In this paper the system employed at the Royal Meteorological Institute of Belgium (RMIB) within the Climate Monitoring Satellite Application Facility (CM-SAF) for the production of Top Of the Atmosphere (TOA) radiation budget components is described. One of the goals of the CM-SAF is to provide consistent TOA and surface radiation budget components and cloud properties at high spatial resolution and on an approximate equal area grid for a region that covers at least Europe and part of the North Atlantic Ocean.
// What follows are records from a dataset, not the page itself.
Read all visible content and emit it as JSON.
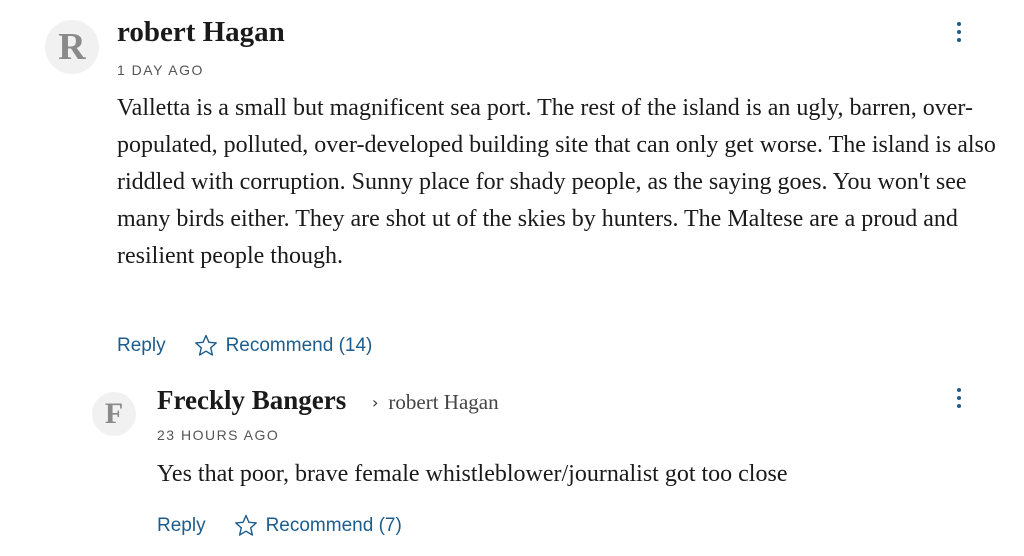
{
  "comments": [
    {
      "avatar_letter": "R",
      "author": "robert Hagan",
      "time": "1 DAY AGO",
      "text": "Valletta is a small but magnificent sea port. The rest of the island is an ugly, barren, over-populated, polluted, over-developed  building site that can only get worse. The island is also riddled with corruption. Sunny place for shady people, as the saying goes. You won't see many birds either. They are shot ut of the skies by hunters. The Maltese are a proud and resilient people though.",
      "reply_label": "Reply",
      "recommend_label": "Recommend (14)"
    },
    {
      "avatar_letter": "F",
      "author": "Freckly Bangers",
      "reply_to": "robert Hagan",
      "time": "23 HOURS AGO",
      "text": "Yes that poor, brave  female whistleblower/journalist got too close",
      "reply_label": "Reply",
      "recommend_label": "Recommend (7)"
    }
  ],
  "icons": {
    "star": "star-outline-icon",
    "menu": "more-vertical-icon",
    "chevron": "chevron-right-icon"
  },
  "colors": {
    "accent": "#1c5d8f",
    "avatar_bg": "#f1f1f1"
  }
}
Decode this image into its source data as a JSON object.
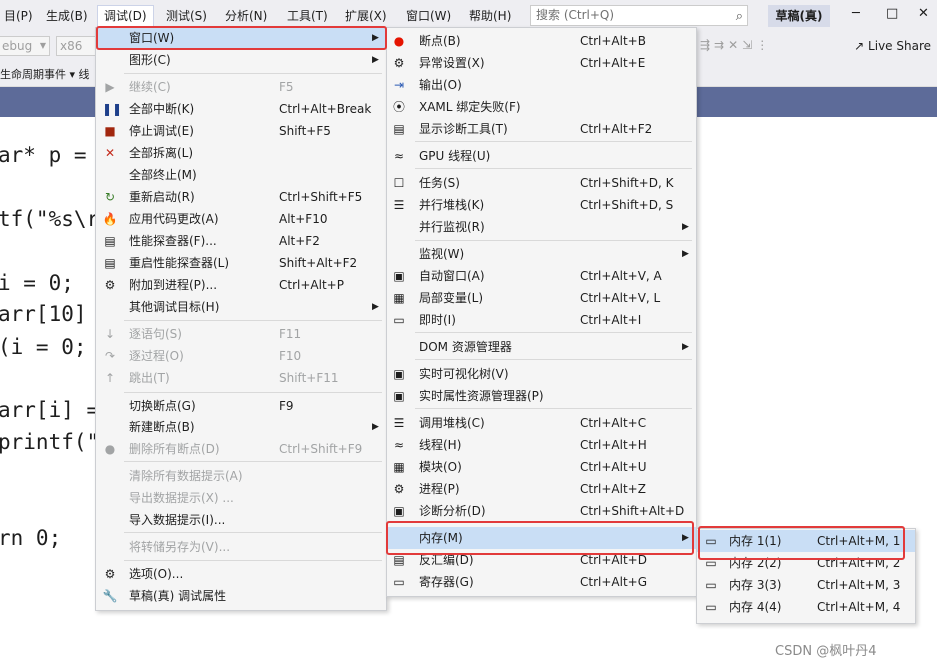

The TOA radiation products will be based on data from polar orbiting satellites for northern latitudes, and on data from MSG (METEOSAT Second Generation) for mid latitudes. The instruments used for the reflected solar and emitted thermal flux estimates will be GERB (Geostationary Earth Radiation Budget) and SEVIRI as the geostationary instruments and CERES (Clouds and the Earth's Radiant Energy System) for the non geostationary instruments. Daily means, monthly means and monthly mean diurnal cycles are to be provided. Until MSG fluxes will become available, fluxes from METEOSAT and CERES are used for development. At the TOA the three radiative flux components of incoming solar radiation, reflected solar radiation and emitted thermal radiation will be given. The daily mean GERB and CERES fluxes will be merged to produce a homogenized TOA flux product. The method used for the merging of the TOA fluxes and together with results using currently available input data are shown. The merging consists in the collocation of the two instruments, detection and the removal of the systematic dependencies of the flux estimates on scene type and viewing angles and regridding on a common grid.